Every holiday season when my paternal grandmother would visit for x-mas she would bring dense homemade fudge in holiday tins. She made everything from scratch 1000 miles away and toted it across the country to bring it to us. Not the boxed cakes and bagged marshmallows I was use to. The only time I’d eat fudge was when she brought it from the family farm. I remember how it melted in my mouth.
I didn’t appreciate those gifts the way I would now. My strongest political belief on food is that the food you eat should be loved. Bitter, resentful, jealous and angry meals will never nourish you, regardless of how good they are for you. When someone uses food as a vehicle to express their feelings I understand the phrase “A way to a person’s heart is through their stomach.” A good meal builds your bones and will stay with you long after the meal is over. A truly divine meal fuels your memories for years.
Candies are not my forte. That being said I’m getting much better. Tempering chocolate will always be a hassle. No ifs, ands, or buts about it. After wrapping a majority of my caramel I thought of all the candies I have had over the years. Growing up, candy was strictly reserved for holidays and special occasions. It wasn’t that we didn’t love candy it just wasn’t our thing. We’re cookie people. We also dress up like Endorians and have a Star Trek x-mas tree so I’ll leave it up to you to judge our sanity. But that’s beside the point.
The scarcity of chocolate covered goodies made candies a special treat. It might be the perfect little boxes they come in. Or maybe it’s that you need an experimental codex to figure out what is inside each one. It is common knowledge that you should always eat candy with someone you trust and don’t mind sharing proverbial cooties with. If I take a bite into that chocolate and it’s filled with something I find distasteful then I know I have a loved one that will finish it, Sweet Jubilee DNA included.
I had to get rid of this caramel. Candies seemed like an appropriate elevation. I inherited all of my mothers chocolate molds a few years ago and haven’t really used them. Maybe that is because I associate them with white chocolate candy melts. I dislike the taste and texture of white chocolate 99% of the time. It’s a character flaw I just can’t seem to right.
I made a huge mess making these candies. I need to hone my technique (I see several hours on youtube in my future). I’m not sure if I like the look of them. They’re not factory perfect, nor do they have the imbedded charm inherent in artisanal chocolates. What can I say? I’m a bonified n00b. Leet spelling necessary to express just how much of a novice chocolatier I am. In spite of this, they came out really well and taste exquisite. Homemade honey-vanilla caramels really take center stage in this dessert (or perpetual snack in my case). Unfortunately, I only had 60% Dark chocolate on hand. I think they would be even better with a darker chocolate.
I still have a lot of caramel left… Please someone tell me what to do with it!

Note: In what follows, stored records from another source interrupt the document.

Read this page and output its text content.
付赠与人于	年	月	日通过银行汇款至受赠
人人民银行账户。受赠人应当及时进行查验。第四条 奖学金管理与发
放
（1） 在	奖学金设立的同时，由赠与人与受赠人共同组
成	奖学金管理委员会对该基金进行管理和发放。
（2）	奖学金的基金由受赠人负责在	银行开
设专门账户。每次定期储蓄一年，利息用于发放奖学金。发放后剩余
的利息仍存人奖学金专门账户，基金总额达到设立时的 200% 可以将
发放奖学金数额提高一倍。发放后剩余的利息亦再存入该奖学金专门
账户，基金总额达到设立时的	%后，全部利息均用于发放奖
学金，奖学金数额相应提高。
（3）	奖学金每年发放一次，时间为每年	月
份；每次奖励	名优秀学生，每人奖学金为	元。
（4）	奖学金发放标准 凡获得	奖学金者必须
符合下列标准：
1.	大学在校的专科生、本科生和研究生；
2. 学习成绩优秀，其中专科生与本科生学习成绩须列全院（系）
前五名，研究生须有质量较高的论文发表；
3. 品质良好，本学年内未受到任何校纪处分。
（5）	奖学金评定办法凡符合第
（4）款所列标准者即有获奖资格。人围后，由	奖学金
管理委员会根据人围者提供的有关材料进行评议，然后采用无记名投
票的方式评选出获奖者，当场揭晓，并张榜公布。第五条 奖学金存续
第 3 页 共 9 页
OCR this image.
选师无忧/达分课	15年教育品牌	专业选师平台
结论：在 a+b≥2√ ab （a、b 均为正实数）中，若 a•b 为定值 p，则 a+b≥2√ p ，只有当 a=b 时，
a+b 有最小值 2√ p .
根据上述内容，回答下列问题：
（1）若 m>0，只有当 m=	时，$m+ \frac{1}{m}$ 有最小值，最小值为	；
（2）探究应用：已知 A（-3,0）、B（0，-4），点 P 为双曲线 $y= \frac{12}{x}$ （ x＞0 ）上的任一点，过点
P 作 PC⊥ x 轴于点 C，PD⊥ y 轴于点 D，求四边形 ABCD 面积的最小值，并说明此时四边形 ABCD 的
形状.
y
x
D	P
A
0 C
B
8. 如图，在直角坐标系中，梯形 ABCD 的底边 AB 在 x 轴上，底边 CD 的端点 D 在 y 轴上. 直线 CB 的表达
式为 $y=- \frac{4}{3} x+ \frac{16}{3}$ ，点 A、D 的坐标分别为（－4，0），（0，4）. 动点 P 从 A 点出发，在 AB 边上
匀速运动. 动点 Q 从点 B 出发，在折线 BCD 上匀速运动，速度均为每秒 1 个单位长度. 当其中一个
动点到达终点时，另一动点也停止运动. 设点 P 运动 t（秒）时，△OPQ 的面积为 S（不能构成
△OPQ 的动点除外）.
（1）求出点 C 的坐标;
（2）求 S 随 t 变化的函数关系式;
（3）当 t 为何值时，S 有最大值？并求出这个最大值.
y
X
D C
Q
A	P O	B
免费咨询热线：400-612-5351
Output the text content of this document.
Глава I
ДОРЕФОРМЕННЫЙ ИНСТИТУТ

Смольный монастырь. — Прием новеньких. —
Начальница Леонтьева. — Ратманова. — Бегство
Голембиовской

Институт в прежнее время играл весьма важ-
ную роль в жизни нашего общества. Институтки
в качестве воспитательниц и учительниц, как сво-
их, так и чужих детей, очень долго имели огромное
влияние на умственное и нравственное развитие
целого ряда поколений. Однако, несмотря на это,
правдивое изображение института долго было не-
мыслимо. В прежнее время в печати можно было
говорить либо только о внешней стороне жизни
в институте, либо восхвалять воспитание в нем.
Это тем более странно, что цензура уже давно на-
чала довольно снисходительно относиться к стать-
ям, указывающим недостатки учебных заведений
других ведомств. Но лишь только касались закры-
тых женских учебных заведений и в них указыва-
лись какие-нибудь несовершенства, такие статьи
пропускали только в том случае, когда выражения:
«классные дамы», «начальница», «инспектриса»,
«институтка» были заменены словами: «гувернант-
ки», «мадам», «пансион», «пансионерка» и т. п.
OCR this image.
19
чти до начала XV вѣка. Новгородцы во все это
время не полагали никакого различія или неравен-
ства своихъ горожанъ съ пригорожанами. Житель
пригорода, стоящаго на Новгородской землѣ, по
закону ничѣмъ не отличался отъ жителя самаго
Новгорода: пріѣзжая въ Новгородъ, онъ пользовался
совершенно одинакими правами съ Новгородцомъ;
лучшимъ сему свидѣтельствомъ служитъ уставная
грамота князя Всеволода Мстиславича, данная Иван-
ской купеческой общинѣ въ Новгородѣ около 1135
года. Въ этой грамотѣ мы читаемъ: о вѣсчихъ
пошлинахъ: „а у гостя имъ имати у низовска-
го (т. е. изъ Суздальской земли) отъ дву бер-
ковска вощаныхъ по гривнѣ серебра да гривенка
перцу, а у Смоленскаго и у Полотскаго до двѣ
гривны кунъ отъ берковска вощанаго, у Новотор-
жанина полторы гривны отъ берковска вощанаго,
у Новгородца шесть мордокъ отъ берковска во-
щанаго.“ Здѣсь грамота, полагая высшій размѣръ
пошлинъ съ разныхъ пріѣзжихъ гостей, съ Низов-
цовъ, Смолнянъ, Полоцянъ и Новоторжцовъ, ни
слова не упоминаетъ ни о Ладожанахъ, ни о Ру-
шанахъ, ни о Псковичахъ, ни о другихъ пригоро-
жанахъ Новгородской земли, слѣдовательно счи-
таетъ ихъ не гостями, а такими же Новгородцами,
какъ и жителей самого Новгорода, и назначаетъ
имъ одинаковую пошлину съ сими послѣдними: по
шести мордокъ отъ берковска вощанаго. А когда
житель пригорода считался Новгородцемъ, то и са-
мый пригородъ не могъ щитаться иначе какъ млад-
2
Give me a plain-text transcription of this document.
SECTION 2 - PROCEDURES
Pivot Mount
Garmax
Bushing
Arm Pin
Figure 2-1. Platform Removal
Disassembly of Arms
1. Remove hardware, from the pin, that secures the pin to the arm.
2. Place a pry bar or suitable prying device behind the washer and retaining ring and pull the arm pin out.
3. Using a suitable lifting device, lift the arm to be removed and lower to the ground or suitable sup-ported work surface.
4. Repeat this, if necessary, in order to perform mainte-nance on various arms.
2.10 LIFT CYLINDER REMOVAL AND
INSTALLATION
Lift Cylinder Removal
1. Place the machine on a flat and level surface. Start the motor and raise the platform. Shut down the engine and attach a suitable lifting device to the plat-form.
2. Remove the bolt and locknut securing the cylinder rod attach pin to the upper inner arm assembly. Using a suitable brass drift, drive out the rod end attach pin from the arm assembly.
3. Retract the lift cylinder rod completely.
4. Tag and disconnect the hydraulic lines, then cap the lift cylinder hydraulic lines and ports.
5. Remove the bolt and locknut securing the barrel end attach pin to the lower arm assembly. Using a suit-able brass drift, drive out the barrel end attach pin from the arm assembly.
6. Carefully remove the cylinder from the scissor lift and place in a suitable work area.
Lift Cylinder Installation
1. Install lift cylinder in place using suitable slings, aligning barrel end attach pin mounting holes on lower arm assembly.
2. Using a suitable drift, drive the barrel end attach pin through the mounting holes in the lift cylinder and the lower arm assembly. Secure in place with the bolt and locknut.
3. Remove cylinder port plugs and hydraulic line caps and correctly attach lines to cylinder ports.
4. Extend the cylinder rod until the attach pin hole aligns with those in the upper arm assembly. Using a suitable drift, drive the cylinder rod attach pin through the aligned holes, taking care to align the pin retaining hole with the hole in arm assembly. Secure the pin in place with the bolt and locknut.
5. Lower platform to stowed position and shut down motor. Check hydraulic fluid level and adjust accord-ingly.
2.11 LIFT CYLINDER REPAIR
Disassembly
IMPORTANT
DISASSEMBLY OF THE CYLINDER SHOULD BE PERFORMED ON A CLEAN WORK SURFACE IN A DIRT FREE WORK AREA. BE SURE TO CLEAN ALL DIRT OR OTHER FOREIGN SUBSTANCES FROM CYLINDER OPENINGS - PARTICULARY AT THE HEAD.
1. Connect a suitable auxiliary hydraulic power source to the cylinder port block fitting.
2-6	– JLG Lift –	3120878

What is it that people love so much about cupcakes? I really can’t figure it out. I love cupcakes too but, for the life of me, I don’t know why. Sure they’re small, individually sized and packaged, and it is more socially acceptable if they come in crazy flavor combos. That’s my favorite part. I’ve made some odd combos that most people would be afraid to try and/or purchase if they weren’t bite sized and low-commitment. Mini cupcakes are even better for this. You can take big risks with little cost on cupcakes. That’s a chef’s dream come true. I once made a curry carrot cupcake with a cucumber raita icing. I used this space aged mix called versawhip to get cucumber juice and yogurt to blend into a perfect fluffy icing. Not everyone’s cup of chai but I loved them. I used fresh turmeric and ground all the spices myself so that added a fresh flavor that was unparalleled. You just can’t get away with that type of shit on a whole cake.
I made some decadent and over-the-top chocolate cupcakes for this post. I went all out with a dark chocolate cake, dark chocolate ganache center and chocolate buttercream. A real crowd pleaser. Shut up and take my money.
Now I’m going to get down to the nitty gritty: cake to icing ratio. It’s important. Lately every time I see a cupcake in a shop or in a magazine it looks like it has been abusing buttercream steroids. Bigger does not mean better. I don’t know where it started. What bakery was patient zero for the “more is better” mentality? It’s like one year all the cupcakes went to a conference in Texas and came back infected with some mind-numbing sugar virus. I don’t want to OD on icing. I don’t care how good it is.
More than anything I don’t want to spend the rest of the day trying to get the cloying sweet taste out of my mouth. The texture! It’s like your mouth is coated in this film and no matter what you do you can’t swallow it down. Uber gross. Especially if the baker put my arch nemesis into the mix: shortening. My distaste for shortening is finely balanced between it’s utility and it’s mouth feel. It’s good for a lot of things but it makes the mouth feel of an icing repugnant. DON’T DO IT!
Next time you go to buy a cupcake, or even better to make one, remember that this unassuming dessert deserves some respect. What started out as a mere plebeian bake sale bystander has now colonized every dessert display. Cupcakes now have a mighty empire of wild people wielding spatulas willing to defend their honor. Maybe they learned a thing or two in Texas.